Fruit trees are a great addition to your yard because they provide fresh fruit for your family to enjoy. However, they can be afflicted with diseases, pests, frost damage and low fruit yield. When any of these occur, it is essential to take action and save the trees. Luckily, there are solutions as long as you catch the problems as soon as they occur and not let them get out of control. Once you treat the fruit trees, you can enjoy years of yummy fruit crops.
Cut off dead branches and limbs to save fruit trees. This wood is taking nutrients from the rest of the tree. Prune the unwanted wood where it meets healthy branches. Do not leave stubs or you will increase the likelihood of more disease and pest problems.
Water the tree if the soil is dry. Dry soil will lead to wilting leaves and less fruit production. Dig with a shovel 4 to 6 inches deep near the tree trunk. If the soil is not moist, add water. Long, deep waterings with a hose are better than short, quick sessions.

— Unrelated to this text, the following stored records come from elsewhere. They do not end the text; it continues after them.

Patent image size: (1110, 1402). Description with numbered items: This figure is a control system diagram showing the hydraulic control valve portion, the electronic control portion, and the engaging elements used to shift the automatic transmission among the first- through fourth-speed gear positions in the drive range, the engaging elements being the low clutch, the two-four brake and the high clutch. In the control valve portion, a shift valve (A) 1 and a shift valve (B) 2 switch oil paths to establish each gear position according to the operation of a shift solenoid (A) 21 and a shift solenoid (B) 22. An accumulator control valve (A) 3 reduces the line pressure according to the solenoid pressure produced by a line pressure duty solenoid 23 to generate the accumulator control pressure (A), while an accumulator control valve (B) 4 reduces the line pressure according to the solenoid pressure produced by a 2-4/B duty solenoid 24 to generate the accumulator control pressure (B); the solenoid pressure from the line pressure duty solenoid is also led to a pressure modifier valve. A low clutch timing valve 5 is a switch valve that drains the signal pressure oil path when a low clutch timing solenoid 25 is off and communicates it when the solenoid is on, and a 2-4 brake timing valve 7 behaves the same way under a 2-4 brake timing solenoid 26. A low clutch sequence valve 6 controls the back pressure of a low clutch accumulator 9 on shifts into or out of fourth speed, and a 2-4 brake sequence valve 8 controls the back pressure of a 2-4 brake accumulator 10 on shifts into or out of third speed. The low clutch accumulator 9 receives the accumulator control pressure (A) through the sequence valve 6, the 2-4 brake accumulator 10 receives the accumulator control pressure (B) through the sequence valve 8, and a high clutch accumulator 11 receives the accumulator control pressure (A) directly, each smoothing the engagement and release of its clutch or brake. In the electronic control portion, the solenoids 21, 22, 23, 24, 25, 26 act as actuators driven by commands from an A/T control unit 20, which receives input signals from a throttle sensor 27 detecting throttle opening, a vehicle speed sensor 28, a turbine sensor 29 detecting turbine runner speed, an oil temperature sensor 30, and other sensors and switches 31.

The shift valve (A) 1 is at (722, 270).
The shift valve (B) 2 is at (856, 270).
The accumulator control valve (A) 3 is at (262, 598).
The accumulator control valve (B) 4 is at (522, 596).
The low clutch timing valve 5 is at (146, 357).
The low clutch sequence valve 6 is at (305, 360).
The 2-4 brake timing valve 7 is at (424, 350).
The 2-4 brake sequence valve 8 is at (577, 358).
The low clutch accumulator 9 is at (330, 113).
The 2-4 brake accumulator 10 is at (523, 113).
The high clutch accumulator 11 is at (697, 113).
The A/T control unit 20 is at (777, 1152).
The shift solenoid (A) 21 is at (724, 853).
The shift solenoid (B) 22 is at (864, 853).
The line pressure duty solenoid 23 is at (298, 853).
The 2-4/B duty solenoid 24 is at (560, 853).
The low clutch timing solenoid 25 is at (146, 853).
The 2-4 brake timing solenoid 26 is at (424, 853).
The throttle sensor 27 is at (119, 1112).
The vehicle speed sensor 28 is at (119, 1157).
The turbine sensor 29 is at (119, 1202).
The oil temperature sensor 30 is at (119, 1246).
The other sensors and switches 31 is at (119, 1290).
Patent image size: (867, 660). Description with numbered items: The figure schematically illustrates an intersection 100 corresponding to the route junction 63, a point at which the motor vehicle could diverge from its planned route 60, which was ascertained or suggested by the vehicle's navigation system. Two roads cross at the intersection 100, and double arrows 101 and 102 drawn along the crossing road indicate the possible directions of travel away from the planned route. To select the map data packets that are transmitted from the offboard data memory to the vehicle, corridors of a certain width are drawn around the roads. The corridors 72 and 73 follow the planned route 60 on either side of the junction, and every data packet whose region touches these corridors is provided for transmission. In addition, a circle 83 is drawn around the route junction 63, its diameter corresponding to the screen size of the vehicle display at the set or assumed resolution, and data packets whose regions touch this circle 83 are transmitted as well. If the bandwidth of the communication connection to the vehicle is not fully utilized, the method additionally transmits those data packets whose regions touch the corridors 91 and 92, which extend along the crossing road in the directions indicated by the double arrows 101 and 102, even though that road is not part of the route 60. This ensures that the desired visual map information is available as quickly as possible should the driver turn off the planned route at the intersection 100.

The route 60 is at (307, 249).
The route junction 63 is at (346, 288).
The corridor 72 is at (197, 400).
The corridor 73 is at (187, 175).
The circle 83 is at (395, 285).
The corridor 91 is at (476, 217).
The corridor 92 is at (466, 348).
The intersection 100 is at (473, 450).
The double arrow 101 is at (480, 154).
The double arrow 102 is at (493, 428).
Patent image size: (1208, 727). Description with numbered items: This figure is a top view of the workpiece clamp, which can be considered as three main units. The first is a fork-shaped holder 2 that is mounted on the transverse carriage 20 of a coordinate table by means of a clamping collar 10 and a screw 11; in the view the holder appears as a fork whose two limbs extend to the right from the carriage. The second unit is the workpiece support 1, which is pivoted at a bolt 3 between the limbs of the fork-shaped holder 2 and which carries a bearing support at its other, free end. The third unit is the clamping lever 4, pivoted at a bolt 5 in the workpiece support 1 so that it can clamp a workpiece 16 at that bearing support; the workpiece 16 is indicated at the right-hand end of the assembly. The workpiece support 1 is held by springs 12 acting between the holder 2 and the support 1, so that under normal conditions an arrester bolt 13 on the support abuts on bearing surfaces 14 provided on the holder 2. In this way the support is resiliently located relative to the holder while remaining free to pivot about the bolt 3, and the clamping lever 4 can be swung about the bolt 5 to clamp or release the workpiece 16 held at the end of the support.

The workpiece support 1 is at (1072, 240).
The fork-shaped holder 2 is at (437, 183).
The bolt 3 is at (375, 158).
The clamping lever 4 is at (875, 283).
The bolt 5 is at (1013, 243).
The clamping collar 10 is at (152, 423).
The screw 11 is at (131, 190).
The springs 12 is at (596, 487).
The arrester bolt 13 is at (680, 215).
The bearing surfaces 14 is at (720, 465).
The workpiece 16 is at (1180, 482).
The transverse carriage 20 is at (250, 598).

Remove infected wood, leaves and fruit to lessen the spread of disease. Pear scab, for instance, will cause distorted fruit and scab spores to develop. Fire blight causes new shoots on apple and pear trees to die. Cut off the infected wood 12 inches below the affected area.
Keep the trees from getting sunburned or infested with pests. Mix water with white latex paint to dilute it so it's at half strength. Use a paint brush to paint the trunk from 2 inches below the ground surface to the top of the tree.
Get trees to grow new fruit. Early in the season, pinch off soft tissue just above buds. This will cause the growth of new buds.
Cover fruit trees with blankets and clear plastic when freezing temperatures are forecasted. They will keep the warmth in and protect fragile blooms. Remove both when the temperatures go up because the trees can overheat.